Tuesday, 22 October 2013

tailoring east end

Within living memory, the rag trade was the primary industry in the East End and it was once said you could walk the entire length of the Whitechapel Rd going from one clothing factory to the next, but today it has all gone – apart from the tailoring workshop of Alexander Boyd in Bow. Yet this is no sweatshop, here – beneath a high ceiling with ample space and light – fourteen people work to the exacting standards of Marek Tadeusz Markowski, the Master Tailor, producing fine bespoke garments.
If you walk into the shop in Artillery Lane and order a suit from Clive Phythian, the Master Cutter, this is where it will be made, just few miles East of Spitalfields. To the uninitiated, it might appear that Clive is the tailor, but in fact he is the conductor of an orchestra comprising many different skills and of which Marek is the leader. And although I thought I had met tailors before, when I was introduced to Marek -a purist in the art of fine tailoring who presides with benign yet scrupulous authority over his minions – I discovered that I was meeting a tailor for the first time.

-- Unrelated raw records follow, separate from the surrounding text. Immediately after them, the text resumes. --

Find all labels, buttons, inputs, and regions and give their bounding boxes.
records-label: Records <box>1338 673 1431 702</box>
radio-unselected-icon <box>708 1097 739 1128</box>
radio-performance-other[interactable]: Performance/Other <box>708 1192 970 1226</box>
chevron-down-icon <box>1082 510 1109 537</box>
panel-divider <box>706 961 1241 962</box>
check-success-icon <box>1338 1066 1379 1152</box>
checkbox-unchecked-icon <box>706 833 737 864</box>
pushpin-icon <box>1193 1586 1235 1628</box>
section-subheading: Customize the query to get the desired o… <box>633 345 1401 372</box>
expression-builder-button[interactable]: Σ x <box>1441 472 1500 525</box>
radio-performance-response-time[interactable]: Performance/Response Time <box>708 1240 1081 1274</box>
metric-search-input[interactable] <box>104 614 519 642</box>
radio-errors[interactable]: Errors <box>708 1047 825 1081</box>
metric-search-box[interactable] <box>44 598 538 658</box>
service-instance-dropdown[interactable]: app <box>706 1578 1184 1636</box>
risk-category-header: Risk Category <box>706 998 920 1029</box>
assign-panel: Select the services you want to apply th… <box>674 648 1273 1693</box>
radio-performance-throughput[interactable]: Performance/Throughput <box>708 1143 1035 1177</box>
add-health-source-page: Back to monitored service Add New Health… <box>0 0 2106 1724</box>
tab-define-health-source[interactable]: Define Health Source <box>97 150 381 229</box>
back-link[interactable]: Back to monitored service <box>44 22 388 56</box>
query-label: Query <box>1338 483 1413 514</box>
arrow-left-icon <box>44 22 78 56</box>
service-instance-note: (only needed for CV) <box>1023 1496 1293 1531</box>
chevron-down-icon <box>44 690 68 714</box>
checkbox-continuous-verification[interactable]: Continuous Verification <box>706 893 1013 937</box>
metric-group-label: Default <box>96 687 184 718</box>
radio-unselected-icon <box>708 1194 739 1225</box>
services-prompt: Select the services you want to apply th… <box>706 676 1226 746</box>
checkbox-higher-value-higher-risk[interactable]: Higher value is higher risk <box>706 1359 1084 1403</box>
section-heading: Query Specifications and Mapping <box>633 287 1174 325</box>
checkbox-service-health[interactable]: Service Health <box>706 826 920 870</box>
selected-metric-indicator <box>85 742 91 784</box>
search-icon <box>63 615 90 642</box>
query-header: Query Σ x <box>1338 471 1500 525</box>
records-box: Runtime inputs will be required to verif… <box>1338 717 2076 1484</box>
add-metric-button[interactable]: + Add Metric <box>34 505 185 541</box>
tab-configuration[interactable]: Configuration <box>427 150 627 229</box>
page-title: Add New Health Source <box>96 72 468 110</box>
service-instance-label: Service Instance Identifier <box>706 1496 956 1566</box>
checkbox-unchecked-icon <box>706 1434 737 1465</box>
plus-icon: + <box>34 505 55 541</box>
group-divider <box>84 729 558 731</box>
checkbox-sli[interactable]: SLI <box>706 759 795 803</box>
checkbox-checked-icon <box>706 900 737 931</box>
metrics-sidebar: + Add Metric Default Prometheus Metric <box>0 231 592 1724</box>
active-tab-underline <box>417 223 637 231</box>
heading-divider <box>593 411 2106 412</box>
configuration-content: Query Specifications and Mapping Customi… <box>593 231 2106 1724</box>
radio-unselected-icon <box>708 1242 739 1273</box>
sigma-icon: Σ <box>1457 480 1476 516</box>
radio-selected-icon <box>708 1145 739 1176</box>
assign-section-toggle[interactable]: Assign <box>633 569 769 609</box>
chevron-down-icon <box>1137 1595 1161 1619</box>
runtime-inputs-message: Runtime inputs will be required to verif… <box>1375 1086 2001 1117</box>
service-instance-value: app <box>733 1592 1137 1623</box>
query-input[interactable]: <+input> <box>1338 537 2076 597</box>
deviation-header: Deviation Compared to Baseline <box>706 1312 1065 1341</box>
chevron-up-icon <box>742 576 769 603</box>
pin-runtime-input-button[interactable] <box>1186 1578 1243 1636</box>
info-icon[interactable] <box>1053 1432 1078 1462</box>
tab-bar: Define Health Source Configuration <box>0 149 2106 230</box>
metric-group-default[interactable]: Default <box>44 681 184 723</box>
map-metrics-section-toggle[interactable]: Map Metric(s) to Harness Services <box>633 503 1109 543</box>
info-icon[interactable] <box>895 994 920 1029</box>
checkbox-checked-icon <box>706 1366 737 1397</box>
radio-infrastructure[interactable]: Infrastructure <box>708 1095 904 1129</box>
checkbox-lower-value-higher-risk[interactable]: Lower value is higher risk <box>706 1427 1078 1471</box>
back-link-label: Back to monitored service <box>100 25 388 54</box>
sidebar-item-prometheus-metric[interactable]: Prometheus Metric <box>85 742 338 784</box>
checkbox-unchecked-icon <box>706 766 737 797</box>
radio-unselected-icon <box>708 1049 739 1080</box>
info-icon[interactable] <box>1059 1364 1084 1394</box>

“Those people up in the West End may call themselves tailors but in fact they are coat makers, waistcoat makers or trouser makers – they are specialists. So if you ask them to make something else, they will say, “It’s not my cup of tea.” I call myself a tailor because I can do everything. If you want a suit, a shirt, breeches, a velvet smoking jacket, a pair of curtains or even your underwear darned, I can do it all because the training I had in Poland was magnificent.
My grandmother was a tailor and my grandfather was a shoemaker. I come from a family of shoemakers in Elblag, we are an old skills family. At fifteen years old, I finished school and trained as a tailor for three years. We had to learn to make everything, in three days a week of tailoring and three days at school. My teacher said to me, “You may learn this now but in the next three days you will forget,” so I worked twelve hours every day, working at tailoring before and after school, from six o’clock in the morning before classes and until eight o’clock afterwards. The system in Poland then was that the government took money off the tailor’s taxes for each apprentice, so it didn’t cost him anything. He was only paying me pocket money and the quicker I learnt, the quicker I could make money by making clothes for my friends and having my own customers.
At eighteen, I went to do an A level in tailoring and cutting at an evening college, and during the day I was opening my own business, after just three years of training. Then, in 1981, I came to visit my uncle in Bristol for a couple of months and found I couldn’t go back to Poland because the borders were closed when martial law was imposed. So I asked the Home Office to extend my visa for a few months and thought, “I’ll go back then,” but it didn’t happen. After four years, I learnt English and opened my own shop in Reigate, Surrey. I ran this until 1997, when I returned to Poland to open a tailoring shop with my brother but I discovered there was no demand there any more, those with money wanted mass-produced designer clothes like Versace.
When I returned to London in 2001, I started working for Huntsman’s in Savile Rowe and I stayed there a year and a half. Then I went to Maurice Sedwell, Gieves & Hawkes and Henry Poole, moving from one place to the next – by observing how other tailors work, you pick up little things that you can adapt  to your own system. And that way you move forward because if you don’t move forward you start going back. Boyd of Alexander Boyd approached me when I was working for Wilkinson in St George St. It was Clive Phythian, Head Cutter who introduced me.“He’s a true tailor,” Clive said,“he’s got the knowledge of cutting and everything to do with tailoring.”
I am not a designer, I am a constructor. If you draw me a garment, then I can cut the pattern and make it. Sometimes I simply do a drawing from a customer’s description and then make it. I would say I am at the top of my profession. There is no secret for me as far as tailoring is concerned.
I have been in this job since July and have fourteen people working under me. We advertised in papers and on the internet, and they are from Poland, Lithuania, Slovakia and England. I can say that at the moment I have an “A team.” It’s not a big factory, it’s a small workshop. It gives me pleasure that I can pass on my knowledge and we can produce garments here that compete with the best companies in the world.”
While I was there, the skills of the workshop were focussed upon a few bespoke pieces – some fine linen jackets and a long tweed overcoat – as well as making new staff uniforms for the Boundary Hotel. A peaceful atmosphere of concentrated application presided, with the tailors constantly bringing things to refer to Marek who hovered around to offer support – in between returning to his stool that permitted him to oversee the entire workshop, as he sat with his long needle between his dexterous fingers, forming the living fabric to his will.